The construction of prediction models using machine learning algorithms is an important way to achieve the fast prediction of rocks’ UCS. The accuracy and reliability of this approach depend on two main aspects: the quality and quantity of data on the one hand, and the performance of the machine learning algorithm on the other. In terms of data quality and data quantity, the index system constructed in this study for predicting the UCS of rocks, considering petrographic and physical parameters, ensures the quality of the model’s input parameters. In terms of machine learning algorithms, this study adopted XGBoost, which is a representative ensemble learning algorithm with stronger generalization ability than individual machine learning algorithms. The SSA was used to optimize the hyperparameters, and the prediction performance of the model was further improved. The research conducted in this study can provide some reference for establishing a fast prediction method for rock UCS with universal applicability, but the dataset used for prediction model training, and validation only included granitic rocks, so there are some limitations.
Granitic rocks are crystalline rocks formed by magma cooling and crystallizing in the deep crust, which have significant differences from rocks of other origins in terms of petrographic, physical, and mechanical properties. Therefore, the prediction model constructed in this study only proved a good prediction effect for granitic rocks, and its applicability to other types of rocks needs to be further discussed and verified. In addition, for the UCS prediction model constructed using machine learning algorithms, in order to ensure its strong generalization ability and applicability, it is necessary not only to ensure that the predictor system is established scientifically and reasonably but also to have a sufficient database.
In future studies, we propose carrying out the quantitative analysis of petrographic parameters and strength prediction of another type of rocks: terrigenous clastic rocks. While verifying the validity of the UCS predictor system constructed in this study, the training dataset will be further expanded.
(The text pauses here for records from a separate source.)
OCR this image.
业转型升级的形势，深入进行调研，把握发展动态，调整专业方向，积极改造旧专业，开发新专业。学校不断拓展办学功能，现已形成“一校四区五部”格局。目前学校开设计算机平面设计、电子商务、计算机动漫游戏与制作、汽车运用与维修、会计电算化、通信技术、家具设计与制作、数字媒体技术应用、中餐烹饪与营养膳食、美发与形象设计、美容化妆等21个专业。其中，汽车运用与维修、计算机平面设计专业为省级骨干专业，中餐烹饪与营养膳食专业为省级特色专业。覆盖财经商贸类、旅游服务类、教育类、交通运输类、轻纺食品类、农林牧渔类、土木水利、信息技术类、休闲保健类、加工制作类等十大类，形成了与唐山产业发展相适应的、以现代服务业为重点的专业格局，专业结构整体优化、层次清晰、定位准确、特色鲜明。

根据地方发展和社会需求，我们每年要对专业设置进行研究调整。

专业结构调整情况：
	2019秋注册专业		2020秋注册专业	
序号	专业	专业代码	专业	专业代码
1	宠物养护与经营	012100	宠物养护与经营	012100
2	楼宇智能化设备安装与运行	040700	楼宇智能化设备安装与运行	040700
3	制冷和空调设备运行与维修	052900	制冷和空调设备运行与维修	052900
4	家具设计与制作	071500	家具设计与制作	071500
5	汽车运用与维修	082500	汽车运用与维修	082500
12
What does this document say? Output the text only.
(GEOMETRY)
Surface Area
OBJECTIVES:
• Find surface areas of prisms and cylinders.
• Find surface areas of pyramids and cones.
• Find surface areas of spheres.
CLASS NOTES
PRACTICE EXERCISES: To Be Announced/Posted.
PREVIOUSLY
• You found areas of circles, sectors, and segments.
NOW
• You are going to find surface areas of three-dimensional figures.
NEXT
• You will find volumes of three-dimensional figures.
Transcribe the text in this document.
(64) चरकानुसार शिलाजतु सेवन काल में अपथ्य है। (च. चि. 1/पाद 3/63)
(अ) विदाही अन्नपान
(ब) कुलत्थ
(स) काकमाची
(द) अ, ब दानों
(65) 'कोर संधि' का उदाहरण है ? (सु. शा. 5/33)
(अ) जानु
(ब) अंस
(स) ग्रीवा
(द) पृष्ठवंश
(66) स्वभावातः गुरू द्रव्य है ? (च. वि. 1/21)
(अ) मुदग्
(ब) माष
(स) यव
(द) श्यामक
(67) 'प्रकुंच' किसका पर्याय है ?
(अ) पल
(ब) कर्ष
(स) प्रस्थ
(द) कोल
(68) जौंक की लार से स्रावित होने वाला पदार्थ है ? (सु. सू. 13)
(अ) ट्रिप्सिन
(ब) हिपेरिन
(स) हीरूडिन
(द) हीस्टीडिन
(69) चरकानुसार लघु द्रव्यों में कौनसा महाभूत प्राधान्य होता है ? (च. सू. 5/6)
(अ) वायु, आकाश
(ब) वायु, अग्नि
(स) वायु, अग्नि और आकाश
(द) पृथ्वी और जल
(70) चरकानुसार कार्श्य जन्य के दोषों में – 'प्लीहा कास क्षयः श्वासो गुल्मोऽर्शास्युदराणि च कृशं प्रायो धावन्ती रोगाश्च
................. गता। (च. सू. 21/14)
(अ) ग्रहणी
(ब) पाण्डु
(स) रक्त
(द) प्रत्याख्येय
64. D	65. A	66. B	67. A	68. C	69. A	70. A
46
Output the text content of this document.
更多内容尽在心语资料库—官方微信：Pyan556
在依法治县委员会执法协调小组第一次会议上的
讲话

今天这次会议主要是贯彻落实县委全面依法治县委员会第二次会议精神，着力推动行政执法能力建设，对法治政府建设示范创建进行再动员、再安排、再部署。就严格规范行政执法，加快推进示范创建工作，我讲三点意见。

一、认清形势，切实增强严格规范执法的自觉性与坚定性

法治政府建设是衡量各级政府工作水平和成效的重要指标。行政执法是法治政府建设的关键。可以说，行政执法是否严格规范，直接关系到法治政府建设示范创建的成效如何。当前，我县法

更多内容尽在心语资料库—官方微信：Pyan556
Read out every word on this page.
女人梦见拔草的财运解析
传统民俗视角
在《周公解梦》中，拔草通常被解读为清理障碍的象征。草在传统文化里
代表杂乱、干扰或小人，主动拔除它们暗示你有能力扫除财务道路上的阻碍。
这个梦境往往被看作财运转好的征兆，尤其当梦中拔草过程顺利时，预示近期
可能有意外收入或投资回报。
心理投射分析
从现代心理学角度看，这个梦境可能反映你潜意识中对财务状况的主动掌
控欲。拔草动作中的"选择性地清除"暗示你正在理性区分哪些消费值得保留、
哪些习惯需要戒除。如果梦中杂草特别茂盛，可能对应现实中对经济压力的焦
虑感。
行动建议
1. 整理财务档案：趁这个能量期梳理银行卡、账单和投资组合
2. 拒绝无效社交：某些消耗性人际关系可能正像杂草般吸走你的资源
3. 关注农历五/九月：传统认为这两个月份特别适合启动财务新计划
Eventually, a UCS prediction model with a wide range of applicability and strong generalization ability will be developed, and the model will be validated and evaluated in engineering.

5. Conclusions

In order to establish an optimal model for reasonably predicting the UCS of rocks, a method based on feature optimization and SSA-XGBoost is proposed in this study. Relying on a granitic tunnel, the reliability of the UCS prediction method was verified. The superiority and applicability of this model were discussed, and the specific conclusions can be summarized as follows:
(1)
The method for predicting the UCS of rocks based on feature optimization and SSA-XGBoost mainly consists of four parts: UCS predictor system determination, feature selection, SSA-XGBoost model construction, and model evaluation. The rock UCS predictor system, considering petrographic and physical parameters, was determined based on the systematic discussion of the factors affecting the UCS of rocks, and a feature selection method combining the RReliefF algorithm and Pearson correlation coefficient was proposed.
(2)
This method was applied and validated in a granitic tunnel. The results show that the coefficient of determination of the UCS prediction model based on SSA-XGBoost is 0.939, the root-mean-square error is 1.01, and the mean absolute percentage error is 1.06%. The established UCS prediction model based on SSA-XGBoost can effectively predict the UCS of granitic rocks.
(3)
Compared with simply adopting petrographic or physical parameters as the input features of the model, the UCS predictor system considering petrographic and physical characteristics can effectively improve the generalization ability of the prediction model. The predictor system proposed in this study is reasonable and can provide some reference for establishing a universal method for accurately and quickly predicting the UCS of rocks.
(4)
Since the SSA-XGBoost rock UCS prediction model relied only on the granitic rock dataset for training and validation, its generalizability needs to be further verified. However, based on specific projects and datasets of rocks, engineers can effectively utilize this method to establish a rock UCS prediction model that is suitable for their project.

Author Contributions

H.X. conducted the literature review and drafted the initial manuscript. P.L. developed the overarching research goals and edited the draft of manuscript. J.K. analyzed and interpreted the results of the study. C.Z. collected the test data for this research. Y.D. contributed substantially to data analysis, manuscript revisions, and provided critical insights that shaped the final version of the paper. All authors have read and agreed to the published version of the manuscript.

Funding

This research was funded by the National Natural Science Foundation of China (Grant No.: 52022053; 52009073) and the Natural Science Foundation of Shandong Province (Grant No.: ZR2023YQ049).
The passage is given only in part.